Simple models like PCA have traditionally been used to reduce dimensionality in gene expression data, offering a basic understanding of co-expressed genes (64). However, these models often lack the ability to incorporate prior biological knowledge, which limits their interpretability and biological relevance. To overcome these limitations, more sophisticated semi-supervised approaches such as the Pathway-Level Information Extractor (PLIER) (11) or GenomicSuperSignature (65) have been developed. These methodologies combine unsupervised approaches (decomposition methodologies) with supervised approaches to infer gene modules and annotate them with prior biological knowledge.
GenomicSuperSignature employs PCA to identify gene modules applying prior knowledge for biological annotation after module discovery. This flexibility allows it to adapt to novel datasets and provides computational efficiency even with large datasets. However, the lack of prior knowledge integration during training can result in modules that are less biologically interpretable compared to those from PLIER-based methods (65).
PLIER (Figure 3b) is a semi-supervised framework based on non-negative matrix factorization. During training, it reduces high-dimensional gene expression data into a smaller set of latent variables (LVs) while aligning some of them to known pathway or gene set annotations. These LVs are designed to capture the greatest variance in the data, with a fraction of the LVs representing known mechanisms (i.e., aligned with prior knowledge/pathways), while others capture potential technical artifacts or novel patterns. By incorporating prior pathway/gene set information, PLIER generates interpretable latent representations. Importantly, PLIER retains some gene modules that are not aligned with pathways, allowing researchers to distinguish LVs that represent either known patterns, technical artifacts, or potential novel biological insights (55).

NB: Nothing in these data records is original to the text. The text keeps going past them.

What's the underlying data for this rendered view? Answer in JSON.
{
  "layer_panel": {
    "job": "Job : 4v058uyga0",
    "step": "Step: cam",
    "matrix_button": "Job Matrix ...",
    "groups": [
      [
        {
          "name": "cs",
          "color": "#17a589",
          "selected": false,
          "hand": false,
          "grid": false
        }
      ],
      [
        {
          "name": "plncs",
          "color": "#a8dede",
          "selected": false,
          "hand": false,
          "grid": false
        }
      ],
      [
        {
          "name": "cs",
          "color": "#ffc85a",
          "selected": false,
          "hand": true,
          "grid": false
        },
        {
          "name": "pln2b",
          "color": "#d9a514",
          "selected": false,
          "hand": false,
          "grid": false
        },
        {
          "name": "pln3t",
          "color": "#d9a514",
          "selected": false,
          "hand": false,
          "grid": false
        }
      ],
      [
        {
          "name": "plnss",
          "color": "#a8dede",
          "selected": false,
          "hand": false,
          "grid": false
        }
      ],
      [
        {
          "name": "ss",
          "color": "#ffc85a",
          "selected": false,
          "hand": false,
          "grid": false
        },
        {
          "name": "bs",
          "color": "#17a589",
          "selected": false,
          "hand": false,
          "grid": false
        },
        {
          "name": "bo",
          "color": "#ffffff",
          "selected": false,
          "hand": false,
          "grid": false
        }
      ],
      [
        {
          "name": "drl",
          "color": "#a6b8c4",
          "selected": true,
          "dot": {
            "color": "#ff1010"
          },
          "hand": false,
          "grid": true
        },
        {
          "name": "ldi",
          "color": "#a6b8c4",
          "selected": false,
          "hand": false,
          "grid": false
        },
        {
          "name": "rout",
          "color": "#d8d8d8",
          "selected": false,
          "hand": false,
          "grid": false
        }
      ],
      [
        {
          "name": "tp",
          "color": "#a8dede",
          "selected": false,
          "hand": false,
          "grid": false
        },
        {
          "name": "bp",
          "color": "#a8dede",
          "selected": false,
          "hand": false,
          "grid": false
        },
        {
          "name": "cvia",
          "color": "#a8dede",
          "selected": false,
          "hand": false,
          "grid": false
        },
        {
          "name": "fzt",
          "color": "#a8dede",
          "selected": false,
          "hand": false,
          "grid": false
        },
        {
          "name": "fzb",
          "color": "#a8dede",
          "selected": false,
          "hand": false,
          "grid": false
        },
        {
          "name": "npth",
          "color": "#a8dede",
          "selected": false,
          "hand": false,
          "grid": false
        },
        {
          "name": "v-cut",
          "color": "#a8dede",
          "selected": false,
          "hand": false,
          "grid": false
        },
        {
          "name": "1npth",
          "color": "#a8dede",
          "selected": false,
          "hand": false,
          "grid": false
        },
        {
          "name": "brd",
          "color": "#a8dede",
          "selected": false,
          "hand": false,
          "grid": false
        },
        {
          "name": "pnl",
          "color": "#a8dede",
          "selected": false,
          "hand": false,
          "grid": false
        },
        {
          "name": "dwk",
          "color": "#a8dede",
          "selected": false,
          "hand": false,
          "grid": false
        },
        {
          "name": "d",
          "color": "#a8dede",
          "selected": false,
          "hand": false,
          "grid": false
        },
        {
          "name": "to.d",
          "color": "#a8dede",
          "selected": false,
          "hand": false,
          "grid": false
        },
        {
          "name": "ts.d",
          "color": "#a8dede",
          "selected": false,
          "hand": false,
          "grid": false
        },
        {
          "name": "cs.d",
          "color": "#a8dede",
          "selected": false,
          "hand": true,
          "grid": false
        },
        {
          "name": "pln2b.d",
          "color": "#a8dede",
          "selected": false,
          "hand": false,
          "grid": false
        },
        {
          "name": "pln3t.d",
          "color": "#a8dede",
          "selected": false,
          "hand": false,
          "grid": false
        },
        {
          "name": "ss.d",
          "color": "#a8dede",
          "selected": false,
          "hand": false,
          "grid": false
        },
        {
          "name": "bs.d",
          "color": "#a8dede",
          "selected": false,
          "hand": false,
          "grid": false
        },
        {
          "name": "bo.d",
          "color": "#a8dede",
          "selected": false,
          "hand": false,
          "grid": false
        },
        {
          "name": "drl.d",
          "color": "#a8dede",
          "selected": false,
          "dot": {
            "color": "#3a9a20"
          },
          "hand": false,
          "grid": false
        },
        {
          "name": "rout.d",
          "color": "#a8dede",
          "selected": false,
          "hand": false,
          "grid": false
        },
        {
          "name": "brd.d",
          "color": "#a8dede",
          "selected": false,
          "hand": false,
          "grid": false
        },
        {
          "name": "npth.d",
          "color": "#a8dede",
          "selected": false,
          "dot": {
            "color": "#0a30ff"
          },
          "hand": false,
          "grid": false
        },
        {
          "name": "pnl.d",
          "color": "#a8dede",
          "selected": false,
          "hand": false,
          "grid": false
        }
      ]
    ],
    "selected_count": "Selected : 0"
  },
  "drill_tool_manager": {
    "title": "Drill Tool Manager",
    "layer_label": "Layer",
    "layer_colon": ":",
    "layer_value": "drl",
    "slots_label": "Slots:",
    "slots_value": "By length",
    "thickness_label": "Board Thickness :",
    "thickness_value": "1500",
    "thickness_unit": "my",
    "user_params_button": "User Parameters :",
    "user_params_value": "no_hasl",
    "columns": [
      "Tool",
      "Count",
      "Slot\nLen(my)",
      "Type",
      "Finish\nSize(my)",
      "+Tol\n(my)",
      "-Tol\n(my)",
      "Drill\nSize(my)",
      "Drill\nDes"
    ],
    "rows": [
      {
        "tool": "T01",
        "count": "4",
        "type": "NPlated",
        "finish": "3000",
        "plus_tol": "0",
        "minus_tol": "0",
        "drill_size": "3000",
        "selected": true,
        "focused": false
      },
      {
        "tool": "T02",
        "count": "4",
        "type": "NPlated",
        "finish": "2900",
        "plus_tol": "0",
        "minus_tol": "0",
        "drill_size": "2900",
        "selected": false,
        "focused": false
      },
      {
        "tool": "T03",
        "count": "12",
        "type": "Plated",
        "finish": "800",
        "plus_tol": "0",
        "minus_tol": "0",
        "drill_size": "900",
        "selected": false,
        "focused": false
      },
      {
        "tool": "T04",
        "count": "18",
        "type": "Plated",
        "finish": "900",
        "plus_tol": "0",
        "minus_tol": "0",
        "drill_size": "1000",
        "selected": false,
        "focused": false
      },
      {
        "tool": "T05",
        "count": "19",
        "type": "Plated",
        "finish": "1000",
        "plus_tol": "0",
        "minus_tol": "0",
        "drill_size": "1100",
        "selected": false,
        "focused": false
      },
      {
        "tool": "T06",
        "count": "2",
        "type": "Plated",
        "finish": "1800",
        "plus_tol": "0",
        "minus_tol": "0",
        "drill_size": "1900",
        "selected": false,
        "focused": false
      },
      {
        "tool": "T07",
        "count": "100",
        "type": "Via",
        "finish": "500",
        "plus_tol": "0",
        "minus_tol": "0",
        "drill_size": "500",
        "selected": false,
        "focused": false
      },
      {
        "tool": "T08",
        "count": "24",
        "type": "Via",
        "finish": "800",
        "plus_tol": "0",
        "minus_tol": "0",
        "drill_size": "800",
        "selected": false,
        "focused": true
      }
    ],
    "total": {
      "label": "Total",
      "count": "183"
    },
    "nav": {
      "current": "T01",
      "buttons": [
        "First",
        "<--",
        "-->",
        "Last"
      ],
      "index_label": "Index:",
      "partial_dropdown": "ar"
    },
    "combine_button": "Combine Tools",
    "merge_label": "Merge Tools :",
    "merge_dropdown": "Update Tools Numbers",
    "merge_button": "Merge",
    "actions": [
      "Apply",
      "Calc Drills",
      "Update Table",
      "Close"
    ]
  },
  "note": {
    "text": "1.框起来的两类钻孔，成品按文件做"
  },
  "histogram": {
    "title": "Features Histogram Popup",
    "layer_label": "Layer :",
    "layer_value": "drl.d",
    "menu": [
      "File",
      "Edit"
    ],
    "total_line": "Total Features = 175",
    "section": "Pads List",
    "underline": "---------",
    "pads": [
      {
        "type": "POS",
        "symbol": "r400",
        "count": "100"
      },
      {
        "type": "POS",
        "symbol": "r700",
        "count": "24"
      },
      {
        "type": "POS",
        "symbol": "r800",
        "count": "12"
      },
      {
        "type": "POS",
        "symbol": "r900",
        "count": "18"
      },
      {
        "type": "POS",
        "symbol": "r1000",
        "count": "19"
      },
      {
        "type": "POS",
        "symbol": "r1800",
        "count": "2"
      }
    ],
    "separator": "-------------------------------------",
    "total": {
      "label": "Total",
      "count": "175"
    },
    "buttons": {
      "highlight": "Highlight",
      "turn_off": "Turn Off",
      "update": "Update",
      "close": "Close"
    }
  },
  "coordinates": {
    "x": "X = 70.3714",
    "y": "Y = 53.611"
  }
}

PLIER has been used to integrate large-scale gene expression data using transfer learning across multiple cell types and conditions (66). By leveraging large datasets like recount2 (67), it enhances the accuracy of inferred gene modules by identifying patterns consistent across diverse data. This application addresses the limitation of small datasets, such as those for rare diseases, by training a PLIER model on a large public data compendium and applying it to smaller datasets, resulting in models that align well with biological factors. This approach improves the interpretability and reliability of gene expression patterns, particularly in complex experimental contexts.
PLIER can be used in specific cohort contexts, focusing on dissecting traits within smaller, more homogeneous datasets. Nandi et al. (2024) demonstrated its utility in the Human Trisome Project (HTP) (68), identifying gene modules that mediate the effect of karyotype on body mass index in Down syndrome, highlighting key regulators such as GPX1 and MCL1. This allows it to capture condition-specific regulatory mechanisms, but at the expense of broader generalizability, making it a powerful tool for understanding unique biological processes within specialized groups.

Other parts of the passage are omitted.